The middle school curriculum is bilingual. Recognizing academic challenges for students of a dual language curriculum, the school also offers additional support in the learning lab and Sha'ar, a special education program.

Each year, the school holds its middle school celebration of Hebrew song and dance, Shiriyah.

At the end of each school year, 8th grade students visit Israel as a culmination of their studies.

Recently, Spanish has been introduced to 7th and 8th graders.

=== Language arts ===
In 2009, a book previously published by Epstein Middle School students, Go Where Your Eyes Take You: Creating a New Future after the Holocaust, was archived by the USC Shoah Foundation Institute for Visual History and Education. The book was part of the students' language arts studies, and features stories about 23 survivors of the Holocaust and how they rebuilt their lives.

=== Technology/video production ===

Students use technology in all subject areas, and every classroom has internet-linked computers. Elective classes include digital photography, website design and robotics.

Students also produce, write, and direct a weekly TV broadcast for the school. Each year, students visit to Fox 5 News - WAGA-Atlanta.

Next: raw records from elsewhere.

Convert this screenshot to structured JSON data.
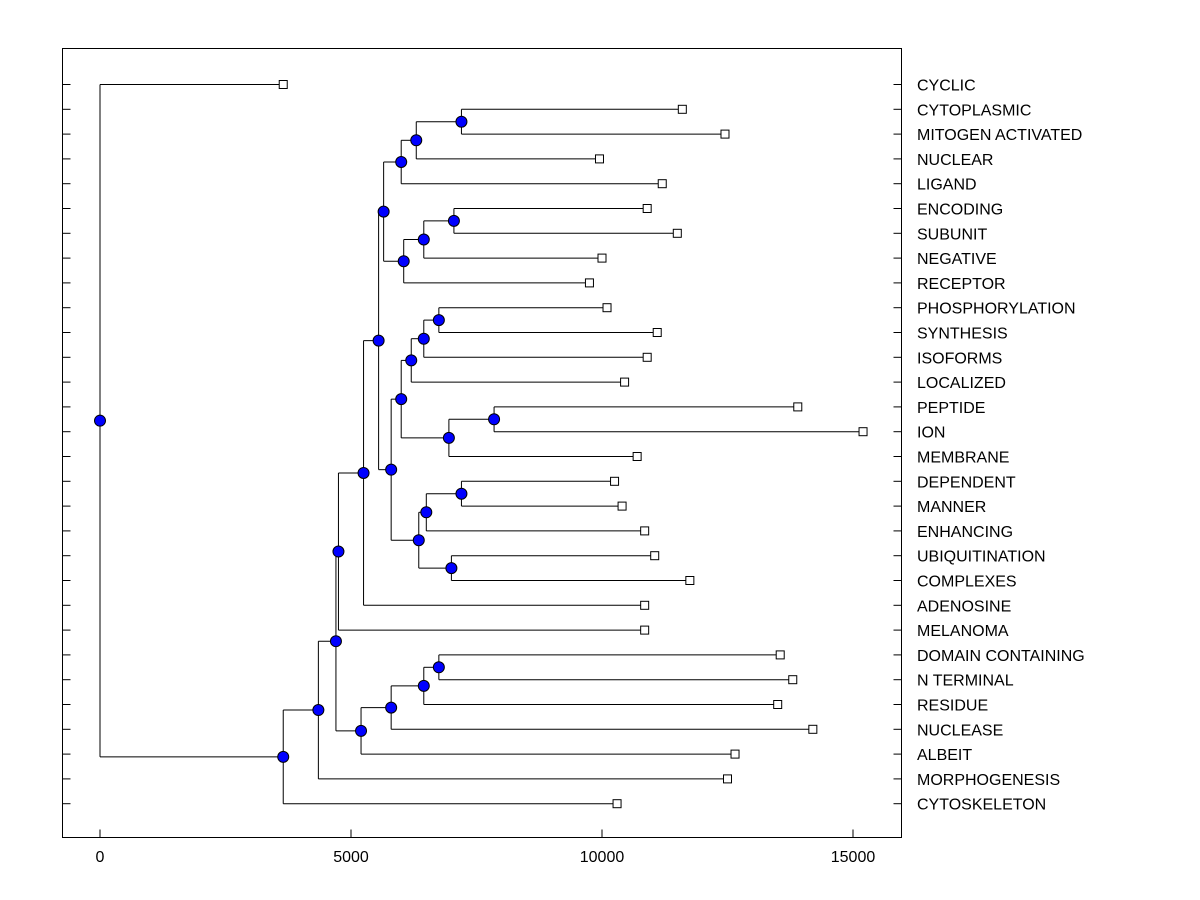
{
  "chart_data": {
    "type": "dendrogram",
    "title": "",
    "xlabel": "",
    "ylabel": "",
    "xlim": [
      -750,
      16000
    ],
    "x_ticks": [
      0,
      5000,
      10000,
      15000
    ],
    "x_tick_labels": [
      "0",
      "5000",
      "10000",
      "15000"
    ],
    "grid": false,
    "node_color": "#0000ff",
    "leaf_color": "#ffffff",
    "line_color": "#000000",
    "leaves": [
      {
        "label": "CYCLIC",
        "x": 3650
      },
      {
        "label": "CYTOPLASMIC",
        "x": 11600
      },
      {
        "label": "MITOGEN ACTIVATED",
        "x": 12450
      },
      {
        "label": "NUCLEAR",
        "x": 9950
      },
      {
        "label": "LIGAND",
        "x": 11200
      },
      {
        "label": "ENCODING",
        "x": 10900
      },
      {
        "label": "SUBUNIT",
        "x": 11500
      },
      {
        "label": "NEGATIVE",
        "x": 10000
      },
      {
        "label": "RECEPTOR",
        "x": 9750
      },
      {
        "label": "PHOSPHORYLATION",
        "x": 10100
      },
      {
        "label": "SYNTHESIS",
        "x": 11100
      },
      {
        "label": "ISOFORMS",
        "x": 10900
      },
      {
        "label": "LOCALIZED",
        "x": 10450
      },
      {
        "label": "PEPTIDE",
        "x": 13900
      },
      {
        "label": "ION",
        "x": 15200
      },
      {
        "label": "MEMBRANE",
        "x": 10700
      },
      {
        "label": "DEPENDENT",
        "x": 10250
      },
      {
        "label": "MANNER",
        "x": 10400
      },
      {
        "label": "ENHANCING",
        "x": 10850
      },
      {
        "label": "UBIQUITINATION",
        "x": 11050
      },
      {
        "label": "COMPLEXES",
        "x": 11750
      },
      {
        "label": "ADENOSINE",
        "x": 10850
      },
      {
        "label": "MELANOMA",
        "x": 10850
      },
      {
        "label": "DOMAIN CONTAINING",
        "x": 13550
      },
      {
        "label": "N TERMINAL",
        "x": 13800
      },
      {
        "label": "RESIDUE",
        "x": 13500
      },
      {
        "label": "NUCLEASE",
        "x": 14200
      },
      {
        "label": "ALBEIT",
        "x": 12650
      },
      {
        "label": "MORPHOGENESIS",
        "x": 12500
      },
      {
        "label": "CYTOSKELETON",
        "x": 10300
      }
    ],
    "merges": [
      {
        "id": "n1",
        "x": 7200,
        "children": [
          1,
          2
        ]
      },
      {
        "id": "n2",
        "x": 6300,
        "children": [
          "n1",
          3
        ]
      },
      {
        "id": "n3",
        "x": 6000,
        "children": [
          "n2",
          4
        ]
      },
      {
        "id": "n4",
        "x": 7050,
        "children": [
          5,
          6
        ]
      },
      {
        "id": "n5",
        "x": 6450,
        "children": [
          "n4",
          7
        ]
      },
      {
        "id": "n6",
        "x": 6050,
        "children": [
          "n5",
          8
        ]
      },
      {
        "id": "n7",
        "x": 5650,
        "children": [
          "n3",
          "n6"
        ]
      },
      {
        "id": "n8",
        "x": 6750,
        "children": [
          9,
          10
        ]
      },
      {
        "id": "n9",
        "x": 6450,
        "children": [
          "n8",
          11
        ]
      },
      {
        "id": "n10",
        "x": 6200,
        "children": [
          "n9",
          12
        ]
      },
      {
        "id": "n11",
        "x": 7850,
        "children": [
          13,
          14
        ]
      },
      {
        "id": "n12",
        "x": 6950,
        "children": [
          "n11",
          15
        ]
      },
      {
        "id": "n13",
        "x": 6000,
        "children": [
          "n10",
          "n12"
        ]
      },
      {
        "id": "n14",
        "x": 7200,
        "children": [
          16,
          17
        ]
      },
      {
        "id": "n15",
        "x": 6500,
        "children": [
          "n14",
          18
        ]
      },
      {
        "id": "n16",
        "x": 7000,
        "children": [
          19,
          20
        ]
      },
      {
        "id": "n17",
        "x": 6350,
        "children": [
          "n15",
          "n16"
        ]
      },
      {
        "id": "n18",
        "x": 5800,
        "children": [
          "n13",
          "n17"
        ]
      },
      {
        "id": "n19",
        "x": 5550,
        "children": [
          "n7",
          "n18"
        ]
      },
      {
        "id": "n20",
        "x": 5250,
        "children": [
          "n19",
          21
        ]
      },
      {
        "id": "n21",
        "x": 4750,
        "children": [
          "n20",
          22
        ]
      },
      {
        "id": "n22",
        "x": 6750,
        "children": [
          23,
          24
        ]
      },
      {
        "id": "n23",
        "x": 6450,
        "children": [
          "n22",
          25
        ]
      },
      {
        "id": "n24",
        "x": 5800,
        "children": [
          "n23",
          26
        ]
      },
      {
        "id": "n25",
        "x": 5200,
        "children": [
          "n24",
          27
        ]
      },
      {
        "id": "n26",
        "x": 4700,
        "children": [
          "n21",
          "n25"
        ]
      },
      {
        "id": "n27",
        "x": 4350,
        "children": [
          "n26",
          28
        ]
      },
      {
        "id": "n28",
        "x": 3650,
        "children": [
          "n27",
          29
        ]
      },
      {
        "id": "n29",
        "x": 0,
        "children": [
          0,
          "n28"
        ]
      }
    ]
  }
}
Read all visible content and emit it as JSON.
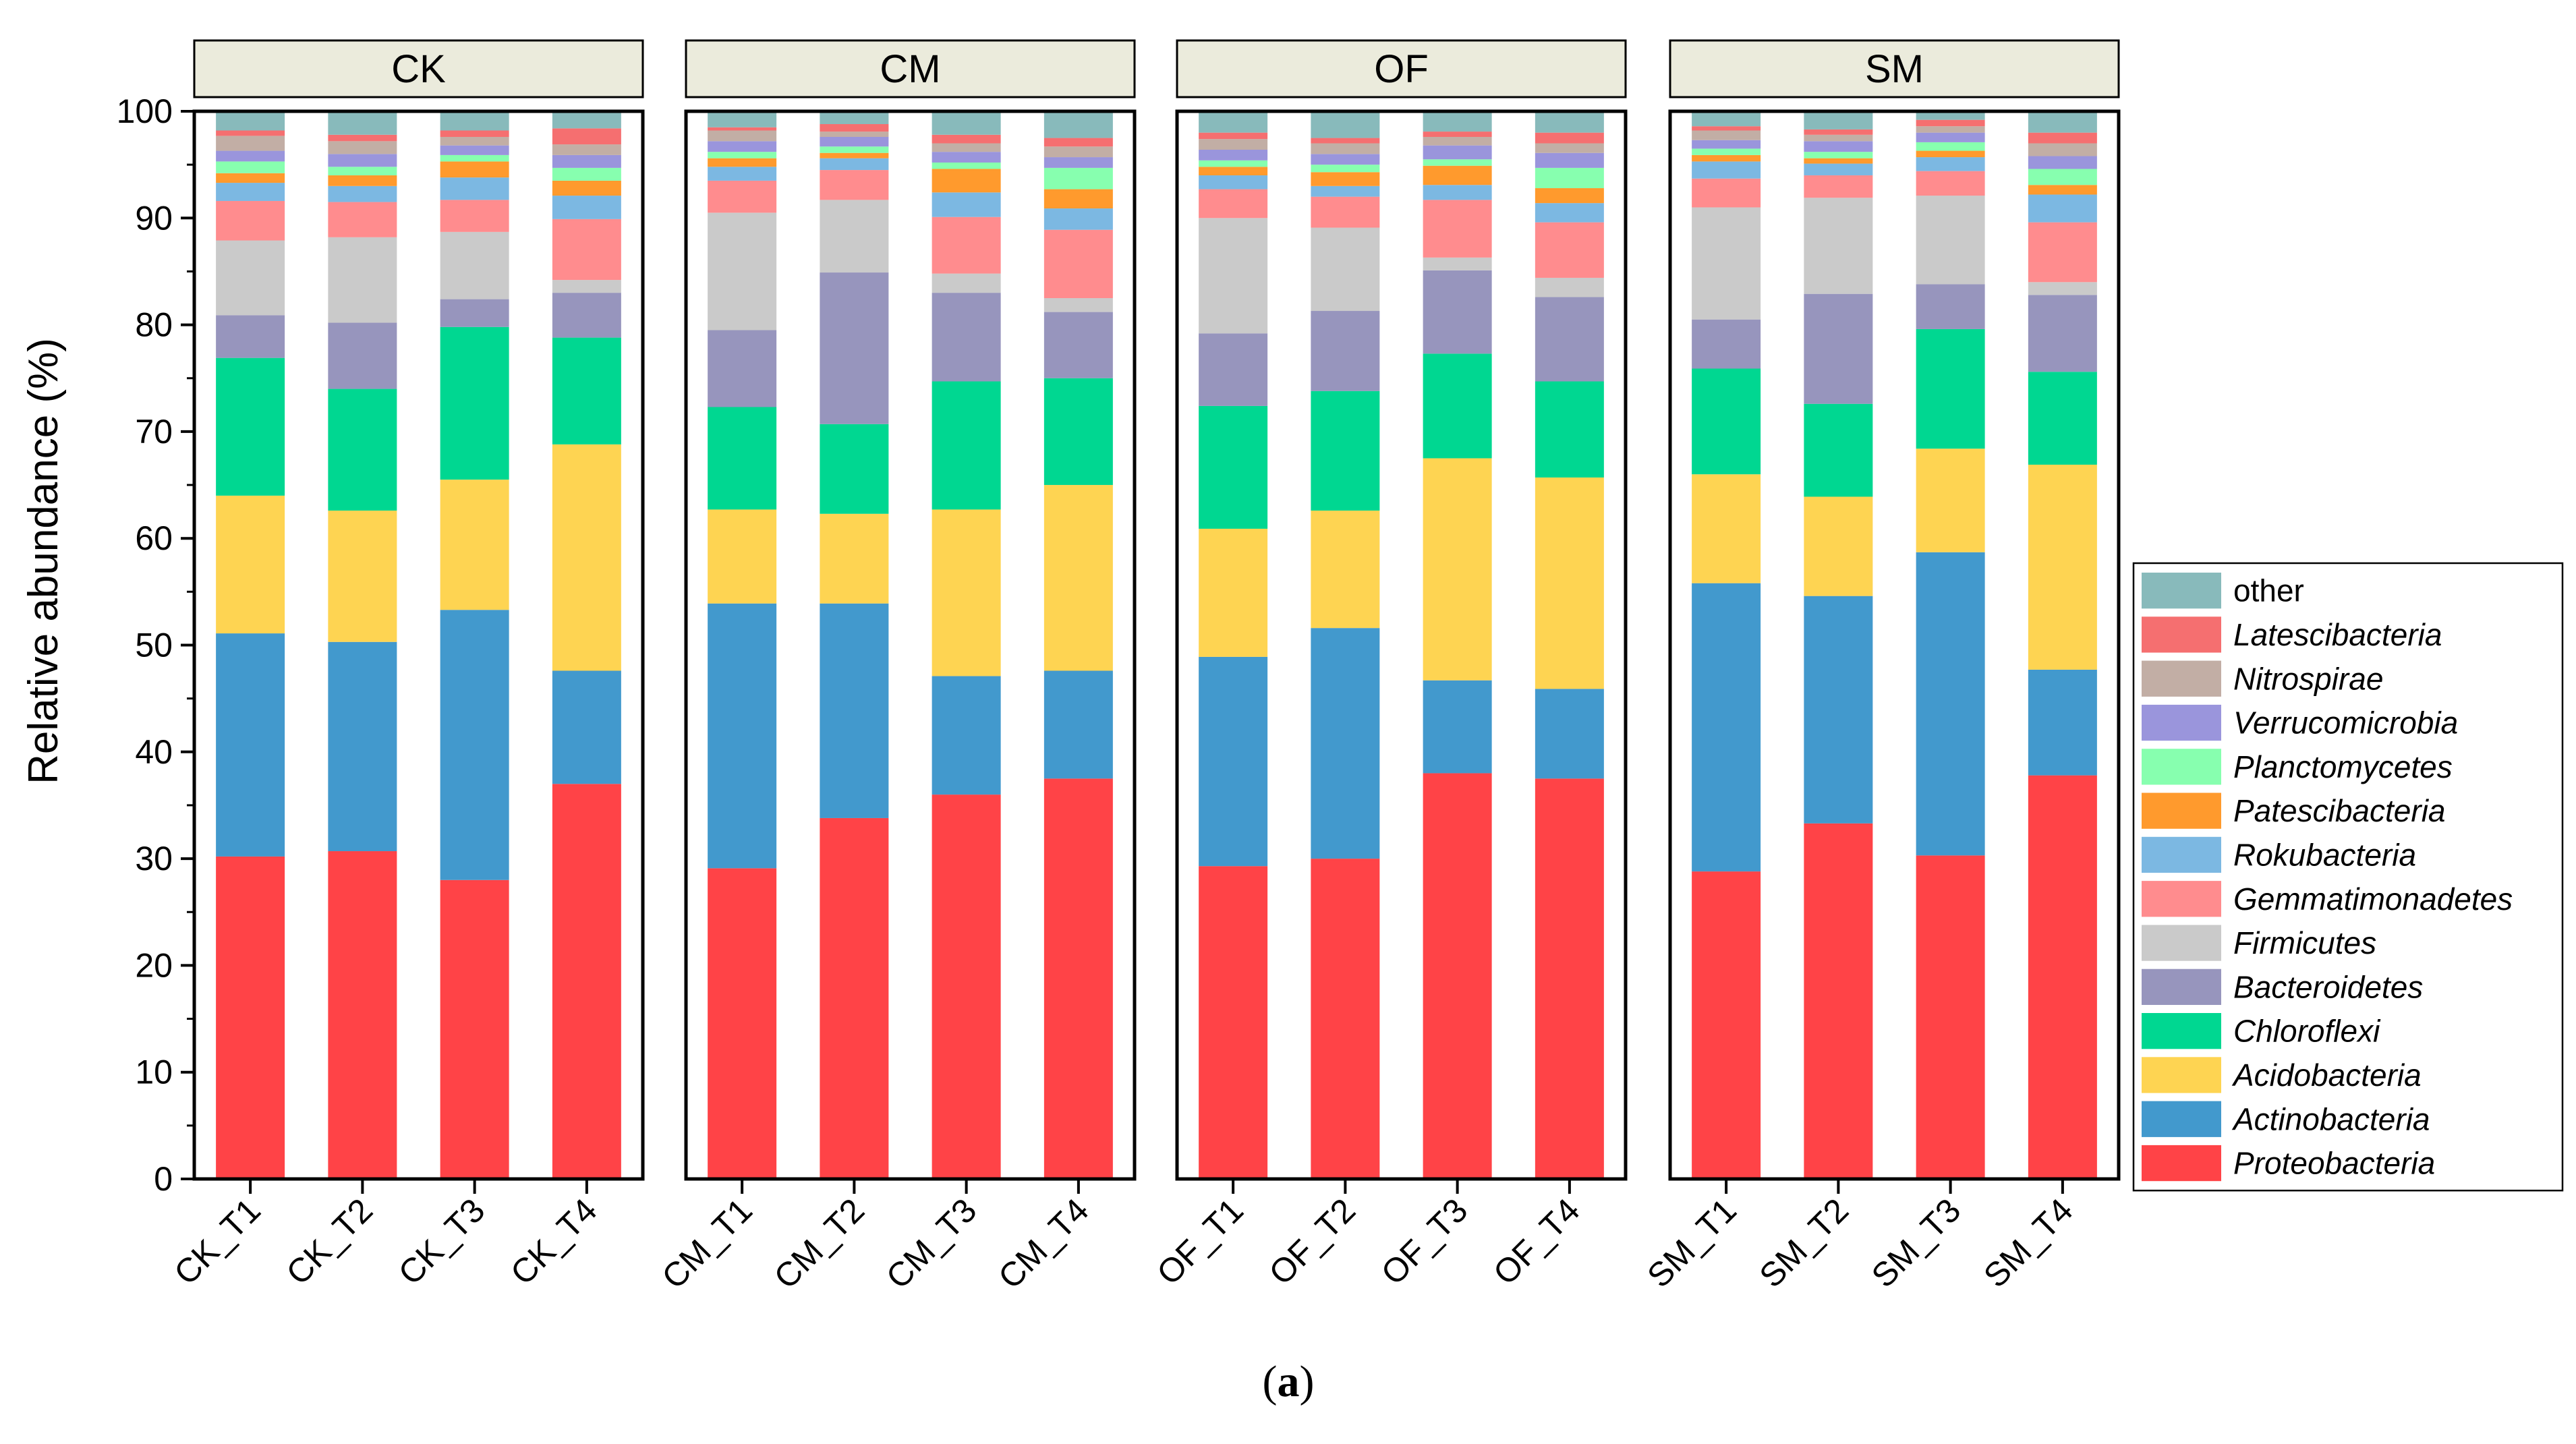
{
  "chart_data": {
    "type": "bar",
    "stacked": true,
    "ylabel": "Relative abundance (%)",
    "ylim": [
      0,
      100
    ],
    "yticks": [
      0,
      10,
      20,
      30,
      40,
      50,
      60,
      70,
      80,
      90,
      100
    ],
    "caption": {
      "open": "(",
      "letter": "a",
      "close": ")"
    },
    "legend_position": "right",
    "legend": [
      "other",
      "Latescibacteria",
      "Nitrospirae",
      "Verrucomicrobia",
      "Planctomycetes",
      "Patescibacteria",
      "Rokubacteria",
      "Gemmatimonadetes",
      "Firmicutes",
      "Bacteroidetes",
      "Chloroflexi",
      "Acidobacteria",
      "Actinobacteria",
      "Proteobacteria"
    ],
    "series_order_bottom_to_top": [
      "Proteobacteria",
      "Actinobacteria",
      "Acidobacteria",
      "Chloroflexi",
      "Bacteroidetes",
      "Firmicutes",
      "Gemmatimonadetes",
      "Rokubacteria",
      "Patescibacteria",
      "Planctomycetes",
      "Verrucomicrobia",
      "Nitrospirae",
      "Latescibacteria",
      "other"
    ],
    "italic": {
      "other": false,
      "Latescibacteria": true,
      "Nitrospirae": true,
      "Verrucomicrobia": true,
      "Planctomycetes": true,
      "Patescibacteria": true,
      "Rokubacteria": true,
      "Gemmatimonadetes": true,
      "Firmicutes": true,
      "Bacteroidetes": true,
      "Chloroflexi": true,
      "Acidobacteria": true,
      "Actinobacteria": true,
      "Proteobacteria": true
    },
    "colors": {
      "Proteobacteria": "#FF4347",
      "Actinobacteria": "#4299CD",
      "Acidobacteria": "#FED452",
      "Chloroflexi": "#00D791",
      "Bacteroidetes": "#9795BD",
      "Firmicutes": "#CACACA",
      "Gemmatimonadetes": "#FF8C8E",
      "Rokubacteria": "#7CB8E2",
      "Patescibacteria": "#FF9A2D",
      "Planctomycetes": "#87FFAF",
      "Verrucomicrobia": "#9A95DC",
      "Nitrospirae": "#C2AEA5",
      "Latescibacteria": "#F56F70",
      "other": "#88BABB"
    },
    "panels": [
      {
        "title": "CK",
        "categories": [
          "CK_T1",
          "CK_T2",
          "CK_T3",
          "CK_T4"
        ],
        "series": [
          {
            "name": "Proteobacteria",
            "values": [
              30.2,
              30.7,
              28.0,
              37.0
            ]
          },
          {
            "name": "Actinobacteria",
            "values": [
              20.9,
              19.6,
              25.3,
              10.6
            ]
          },
          {
            "name": "Acidobacteria",
            "values": [
              12.9,
              12.3,
              12.2,
              21.2
            ]
          },
          {
            "name": "Chloroflexi",
            "values": [
              12.9,
              11.4,
              14.3,
              10.0
            ]
          },
          {
            "name": "Bacteroidetes",
            "values": [
              4.0,
              6.2,
              2.6,
              4.2
            ]
          },
          {
            "name": "Firmicutes",
            "values": [
              7.0,
              8.0,
              6.3,
              1.2
            ]
          },
          {
            "name": "Gemmatimonadetes",
            "values": [
              3.7,
              3.3,
              3.0,
              5.7
            ]
          },
          {
            "name": "Rokubacteria",
            "values": [
              1.7,
              1.5,
              2.1,
              2.2
            ]
          },
          {
            "name": "Patescibacteria",
            "values": [
              0.9,
              1.0,
              1.5,
              1.4
            ]
          },
          {
            "name": "Planctomycetes",
            "values": [
              1.1,
              0.8,
              0.6,
              1.2
            ]
          },
          {
            "name": "Verrucomicrobia",
            "values": [
              1.0,
              1.2,
              0.9,
              1.2
            ]
          },
          {
            "name": "Nitrospirae",
            "values": [
              1.4,
              1.2,
              0.8,
              1.0
            ]
          },
          {
            "name": "Latescibacteria",
            "values": [
              0.5,
              0.6,
              0.6,
              1.5
            ]
          },
          {
            "name": "other",
            "values": [
              1.8,
              2.2,
              1.8,
              1.6
            ]
          }
        ]
      },
      {
        "title": "CM",
        "categories": [
          "CM_T1",
          "CM_T2",
          "CM_T3",
          "CM_T4"
        ],
        "series": [
          {
            "name": "Proteobacteria",
            "values": [
              29.1,
              33.8,
              36.0,
              37.5
            ]
          },
          {
            "name": "Actinobacteria",
            "values": [
              24.8,
              20.1,
              11.1,
              10.1
            ]
          },
          {
            "name": "Acidobacteria",
            "values": [
              8.8,
              8.4,
              15.6,
              17.4
            ]
          },
          {
            "name": "Chloroflexi",
            "values": [
              9.6,
              8.4,
              12.0,
              10.0
            ]
          },
          {
            "name": "Bacteroidetes",
            "values": [
              7.2,
              14.2,
              8.3,
              6.2
            ]
          },
          {
            "name": "Firmicutes",
            "values": [
              11.0,
              6.8,
              1.8,
              1.3
            ]
          },
          {
            "name": "Gemmatimonadetes",
            "values": [
              3.0,
              2.8,
              5.3,
              6.4
            ]
          },
          {
            "name": "Rokubacteria",
            "values": [
              1.3,
              1.1,
              2.3,
              2.0
            ]
          },
          {
            "name": "Patescibacteria",
            "values": [
              0.8,
              0.5,
              2.2,
              1.8
            ]
          },
          {
            "name": "Planctomycetes",
            "values": [
              0.6,
              0.6,
              0.6,
              2.0
            ]
          },
          {
            "name": "Verrucomicrobia",
            "values": [
              1.0,
              0.9,
              1.0,
              1.0
            ]
          },
          {
            "name": "Nitrospirae",
            "values": [
              1.0,
              0.5,
              0.8,
              1.0
            ]
          },
          {
            "name": "Latescibacteria",
            "values": [
              0.3,
              0.7,
              0.8,
              0.8
            ]
          },
          {
            "name": "other",
            "values": [
              1.5,
              1.2,
              2.2,
              2.5
            ]
          }
        ]
      },
      {
        "title": "OF",
        "categories": [
          "OF_T1",
          "OF_T2",
          "OF_T3",
          "OF_T4"
        ],
        "series": [
          {
            "name": "Proteobacteria",
            "values": [
              29.3,
              30.0,
              38.0,
              37.5
            ]
          },
          {
            "name": "Actinobacteria",
            "values": [
              19.6,
              21.6,
              8.7,
              8.4
            ]
          },
          {
            "name": "Acidobacteria",
            "values": [
              12.0,
              11.0,
              20.8,
              19.8
            ]
          },
          {
            "name": "Chloroflexi",
            "values": [
              11.5,
              11.2,
              9.8,
              9.0
            ]
          },
          {
            "name": "Bacteroidetes",
            "values": [
              6.8,
              7.5,
              7.8,
              7.9
            ]
          },
          {
            "name": "Firmicutes",
            "values": [
              10.8,
              7.8,
              1.2,
              1.8
            ]
          },
          {
            "name": "Gemmatimonadetes",
            "values": [
              2.7,
              2.9,
              5.4,
              5.2
            ]
          },
          {
            "name": "Rokubacteria",
            "values": [
              1.3,
              1.0,
              1.4,
              1.8
            ]
          },
          {
            "name": "Patescibacteria",
            "values": [
              0.8,
              1.3,
              1.8,
              1.4
            ]
          },
          {
            "name": "Planctomycetes",
            "values": [
              0.6,
              0.7,
              0.6,
              1.9
            ]
          },
          {
            "name": "Verrucomicrobia",
            "values": [
              1.0,
              1.0,
              1.3,
              1.4
            ]
          },
          {
            "name": "Nitrospirae",
            "values": [
              1.0,
              1.0,
              0.8,
              0.9
            ]
          },
          {
            "name": "Latescibacteria",
            "values": [
              0.6,
              0.5,
              0.5,
              1.0
            ]
          },
          {
            "name": "other",
            "values": [
              2.0,
              2.5,
              1.9,
              2.0
            ]
          }
        ]
      },
      {
        "title": "SM",
        "categories": [
          "SM_T1",
          "SM_T2",
          "SM_T3",
          "SM_T4"
        ],
        "series": [
          {
            "name": "Proteobacteria",
            "values": [
              28.8,
              33.3,
              30.3,
              37.8
            ]
          },
          {
            "name": "Actinobacteria",
            "values": [
              27.0,
              21.3,
              28.4,
              9.9
            ]
          },
          {
            "name": "Acidobacteria",
            "values": [
              10.2,
              9.3,
              9.7,
              19.2
            ]
          },
          {
            "name": "Chloroflexi",
            "values": [
              9.9,
              8.7,
              11.2,
              8.7
            ]
          },
          {
            "name": "Bacteroidetes",
            "values": [
              4.6,
              10.3,
              4.2,
              7.2
            ]
          },
          {
            "name": "Firmicutes",
            "values": [
              10.5,
              9.0,
              8.3,
              1.2
            ]
          },
          {
            "name": "Gemmatimonadetes",
            "values": [
              2.7,
              2.1,
              2.3,
              5.6
            ]
          },
          {
            "name": "Rokubacteria",
            "values": [
              1.6,
              1.1,
              1.3,
              2.6
            ]
          },
          {
            "name": "Patescibacteria",
            "values": [
              0.6,
              0.5,
              0.6,
              0.9
            ]
          },
          {
            "name": "Planctomycetes",
            "values": [
              0.6,
              0.6,
              0.8,
              1.5
            ]
          },
          {
            "name": "Verrucomicrobia",
            "values": [
              0.8,
              1.0,
              0.9,
              1.2
            ]
          },
          {
            "name": "Nitrospirae",
            "values": [
              0.9,
              0.6,
              0.6,
              1.2
            ]
          },
          {
            "name": "Latescibacteria",
            "values": [
              0.4,
              0.5,
              0.6,
              1.0
            ]
          },
          {
            "name": "other",
            "values": [
              1.4,
              1.7,
              0.8,
              2.0
            ]
          }
        ]
      }
    ]
  }
}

== National recognition ==
In 2005, Epstein was identified as a U.S. Department of Education Innovator and is one of only three Jewish day schools in the nation to be honored as a 2004 Blue Ribbon School by the U.S. Department of Education.

==Athletics==
Epstein offers many sports, including tennis, basketball, soccer, track and field, softball, frisbee, baseball, and volleyball. Most sports are offered for both girls and boys.

== Accreditation ==
The Epstein School has dual accreditation from Southern Association of Independent Schools (SAIS) and Southern Association of Colleges and Schools (SACS).

In 2009 the National Wildlife Federation recognized The Epstein School's Sustainable Educational Garden and Teaching Pond as a Certified Wildlife Habitat.